SALEM, Ore. - The Oregon Department of Human Services (ODHS) estimates the demand for food stamps will grow this year to include one in five Oregonians, and the Oregon Health Plan will have to accommodate another 135,000 people. At CareOregon, a Medicaid provider for the state, demand is already increasing; the caseload is up 20 percent in the last year.
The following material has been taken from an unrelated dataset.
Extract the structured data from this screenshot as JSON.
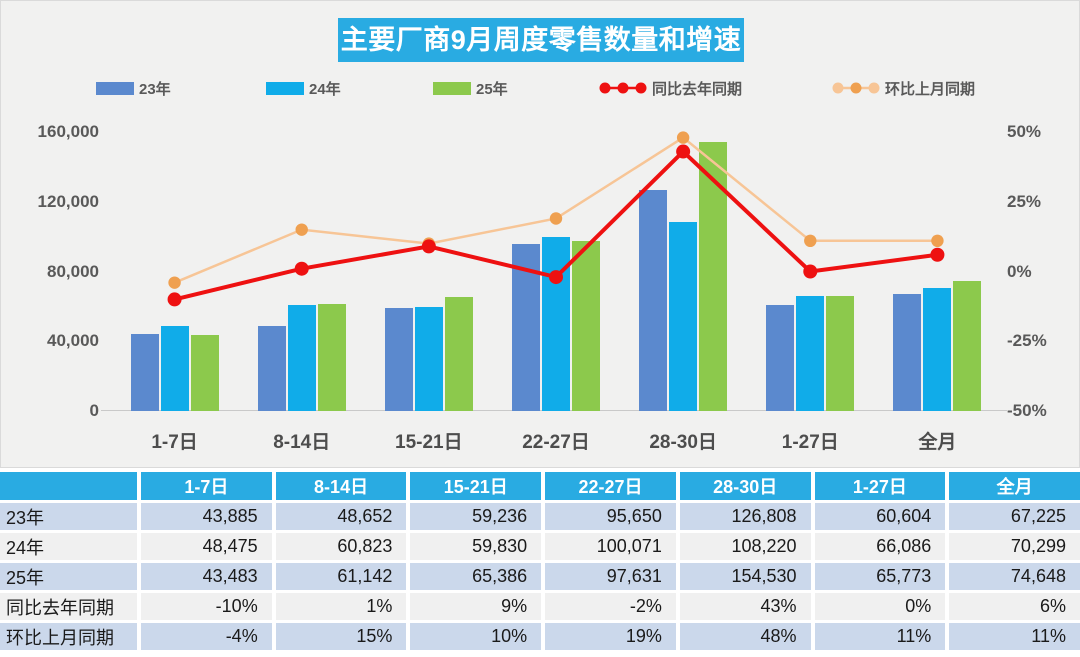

The organization reports, if Ballot Measures 66 and 67 fail, the state plans to cut another 12 to 15 percent from the Oregon Health Plan it administers.

Pam Mariea-Nason, CareOregon's director of health policy and community engagement, says the cuts would affect many people at the edge of poverty.

"They have to qualify; there are very stringent requirements for people to be able to qualify to get the services. Most people are on the Medicaid program for short periods of time, and the majority of those people are people who are in families with kids."

70 percent of the new caseload is children, she says, and about half the CareOregon members are working, but at low-wage jobs that don't include health insurance. Both ballot measures are tax increases - one on high-income households, the other on corporations - being proposed to increase state income by more than $700 million a year. The voting ends next Tuesday.

Those who don't want the ballot measures to pass have charged that most of the money raised would go to pay salaries and benefits for state employees and teachers. But, Mariea-Nason says that doesn't reflect what she sees.

"We spend a lot of time looking at the state budget, and I certainly haven't seen anything like that in the state budget. I think there's been a lot of credible analysis that would demonstrate that's just not the case."

Instead, she says her organization's experience with state government is that there are too few employees for an increasing workload as a result of the economy.

The ODHS forecast is at www.oregon.gov/DHS/data/forecasts/2009/fall-preview.pdf.